Jemand rief seinen Namen. Aus dem Augenwinkel heraus sah er eine Frau auf ihn zulaufen. Er erkannte sie sofort, sie war die Leiterin der politischen Abteilung der Zeitung Aftenavisen . Sie versuchte, etwas zu sagen, sie schrie, wurde aber von Security-Männern zurückgedrängt, die jetzt aus dem Nirgendwo aufgetaucht waren. Zu seiner Linken sah Tryggve Hermod Fredriksen, den jovialen Bürgermeister aus Færder. Sein Gesicht sah ganz anders aus als die der anderen in seiner Nähe. Er wirkte irgendwie verwirrt, verängstigt, und er sagte etwas, das Tryggve nicht verstehen konnte. Ansonsten gab es nur Lächeln und muntere Zurufe, ein warmes Willkommen für einen Mann, den alle bewunderten und den zu sehen sie sich freuten.

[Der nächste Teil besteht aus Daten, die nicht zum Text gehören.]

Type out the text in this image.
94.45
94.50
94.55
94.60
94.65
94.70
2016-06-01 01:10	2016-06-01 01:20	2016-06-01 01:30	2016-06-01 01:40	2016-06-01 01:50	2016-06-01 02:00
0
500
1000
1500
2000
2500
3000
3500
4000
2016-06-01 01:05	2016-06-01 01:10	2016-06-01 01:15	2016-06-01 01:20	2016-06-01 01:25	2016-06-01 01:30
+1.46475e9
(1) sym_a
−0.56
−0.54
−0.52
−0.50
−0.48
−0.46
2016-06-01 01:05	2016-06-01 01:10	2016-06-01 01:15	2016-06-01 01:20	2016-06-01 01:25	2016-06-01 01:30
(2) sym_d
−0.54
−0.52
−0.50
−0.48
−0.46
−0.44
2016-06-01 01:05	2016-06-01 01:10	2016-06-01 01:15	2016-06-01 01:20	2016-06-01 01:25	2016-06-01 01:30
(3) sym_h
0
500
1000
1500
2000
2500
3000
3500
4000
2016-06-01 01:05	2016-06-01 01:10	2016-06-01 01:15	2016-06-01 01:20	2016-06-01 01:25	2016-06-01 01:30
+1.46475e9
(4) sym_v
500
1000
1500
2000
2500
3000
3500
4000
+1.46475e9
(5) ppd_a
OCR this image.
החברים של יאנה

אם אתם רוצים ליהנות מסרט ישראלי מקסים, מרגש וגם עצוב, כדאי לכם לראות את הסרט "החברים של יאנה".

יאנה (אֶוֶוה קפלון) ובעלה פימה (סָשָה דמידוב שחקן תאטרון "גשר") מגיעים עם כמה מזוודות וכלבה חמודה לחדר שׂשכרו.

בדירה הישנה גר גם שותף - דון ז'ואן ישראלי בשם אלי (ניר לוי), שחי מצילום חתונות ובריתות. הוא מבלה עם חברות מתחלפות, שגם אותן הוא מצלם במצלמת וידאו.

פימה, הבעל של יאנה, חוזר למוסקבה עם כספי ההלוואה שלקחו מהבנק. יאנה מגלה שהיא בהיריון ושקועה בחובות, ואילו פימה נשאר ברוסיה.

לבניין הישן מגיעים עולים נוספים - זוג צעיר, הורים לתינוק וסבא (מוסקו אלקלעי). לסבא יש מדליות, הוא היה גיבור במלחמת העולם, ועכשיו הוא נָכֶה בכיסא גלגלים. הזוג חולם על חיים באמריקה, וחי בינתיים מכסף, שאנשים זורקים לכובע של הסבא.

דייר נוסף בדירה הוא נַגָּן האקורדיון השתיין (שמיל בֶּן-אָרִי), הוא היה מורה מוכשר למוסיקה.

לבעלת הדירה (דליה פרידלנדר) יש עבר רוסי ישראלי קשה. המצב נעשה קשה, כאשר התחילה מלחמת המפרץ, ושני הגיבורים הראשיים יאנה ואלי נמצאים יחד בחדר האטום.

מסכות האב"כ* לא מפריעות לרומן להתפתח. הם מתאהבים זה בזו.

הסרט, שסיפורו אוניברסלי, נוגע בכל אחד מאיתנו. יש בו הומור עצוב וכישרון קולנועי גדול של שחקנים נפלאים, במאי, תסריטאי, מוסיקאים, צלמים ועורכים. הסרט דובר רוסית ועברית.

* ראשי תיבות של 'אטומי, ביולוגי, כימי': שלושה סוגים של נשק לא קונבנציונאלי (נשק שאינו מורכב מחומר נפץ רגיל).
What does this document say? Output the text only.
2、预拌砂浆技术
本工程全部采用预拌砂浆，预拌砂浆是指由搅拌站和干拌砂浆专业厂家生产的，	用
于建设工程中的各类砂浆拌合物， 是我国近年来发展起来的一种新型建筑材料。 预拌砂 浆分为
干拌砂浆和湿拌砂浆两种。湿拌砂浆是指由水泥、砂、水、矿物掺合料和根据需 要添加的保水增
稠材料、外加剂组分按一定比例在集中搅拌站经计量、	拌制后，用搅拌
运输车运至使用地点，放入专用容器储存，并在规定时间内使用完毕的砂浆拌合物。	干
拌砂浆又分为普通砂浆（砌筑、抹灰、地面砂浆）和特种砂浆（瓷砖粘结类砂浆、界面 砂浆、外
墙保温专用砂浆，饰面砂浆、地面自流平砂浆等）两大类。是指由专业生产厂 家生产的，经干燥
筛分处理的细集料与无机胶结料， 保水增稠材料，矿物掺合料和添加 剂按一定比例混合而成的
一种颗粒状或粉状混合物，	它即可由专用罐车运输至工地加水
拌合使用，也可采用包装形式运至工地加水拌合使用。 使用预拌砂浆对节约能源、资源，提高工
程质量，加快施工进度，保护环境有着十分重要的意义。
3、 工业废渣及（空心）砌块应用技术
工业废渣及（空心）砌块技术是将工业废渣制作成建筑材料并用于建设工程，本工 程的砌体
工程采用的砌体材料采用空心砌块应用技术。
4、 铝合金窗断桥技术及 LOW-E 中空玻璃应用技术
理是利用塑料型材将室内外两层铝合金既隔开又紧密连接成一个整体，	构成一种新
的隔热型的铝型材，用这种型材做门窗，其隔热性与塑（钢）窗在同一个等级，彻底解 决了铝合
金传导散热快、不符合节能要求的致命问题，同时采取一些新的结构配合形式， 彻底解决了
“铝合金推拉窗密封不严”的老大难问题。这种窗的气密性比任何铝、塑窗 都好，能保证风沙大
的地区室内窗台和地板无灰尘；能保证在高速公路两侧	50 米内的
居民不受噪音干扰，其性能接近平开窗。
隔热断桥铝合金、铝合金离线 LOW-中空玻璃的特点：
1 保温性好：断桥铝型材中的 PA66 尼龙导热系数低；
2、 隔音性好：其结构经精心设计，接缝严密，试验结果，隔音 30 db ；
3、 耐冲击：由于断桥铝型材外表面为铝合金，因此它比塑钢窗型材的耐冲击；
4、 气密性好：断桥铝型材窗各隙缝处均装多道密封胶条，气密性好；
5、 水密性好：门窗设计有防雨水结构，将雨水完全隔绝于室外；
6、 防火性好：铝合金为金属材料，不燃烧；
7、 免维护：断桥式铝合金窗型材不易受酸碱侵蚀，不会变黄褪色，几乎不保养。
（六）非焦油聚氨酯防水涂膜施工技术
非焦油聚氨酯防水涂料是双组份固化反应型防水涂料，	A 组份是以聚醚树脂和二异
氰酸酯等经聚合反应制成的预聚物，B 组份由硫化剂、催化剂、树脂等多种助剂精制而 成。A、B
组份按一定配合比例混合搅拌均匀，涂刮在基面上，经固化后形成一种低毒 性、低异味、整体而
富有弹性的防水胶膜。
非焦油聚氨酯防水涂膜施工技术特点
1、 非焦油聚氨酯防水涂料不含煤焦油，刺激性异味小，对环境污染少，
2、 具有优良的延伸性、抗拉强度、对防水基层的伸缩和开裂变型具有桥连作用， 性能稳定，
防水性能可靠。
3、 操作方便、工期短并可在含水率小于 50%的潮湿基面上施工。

Bei der Rednertribüne stand Erna höchstpersönlich, sie streckte die Hand zu einem gebieterischen Willkommen aus.

Den Schuss spürte Tryggve kaum.

Es tat nicht weh.

Nur ein kleiner Schlag in der Brust. Ungefähr beim Herzen. Tryggve konnte noch überrascht an sich selbst hinunterblicken, ein hochgewachsener Mann im besten Alter, der nicht älter als fünfzig Jahre und elf Monate werden sollte. Ein einziger Gedanke jagte durch seine Gehirnwindungen, ehe dort der Kurzschluss eintrat: Mina ist in Sicherheit.

Dafür würden die Männer von Harlekin und Selma Falck sorgen.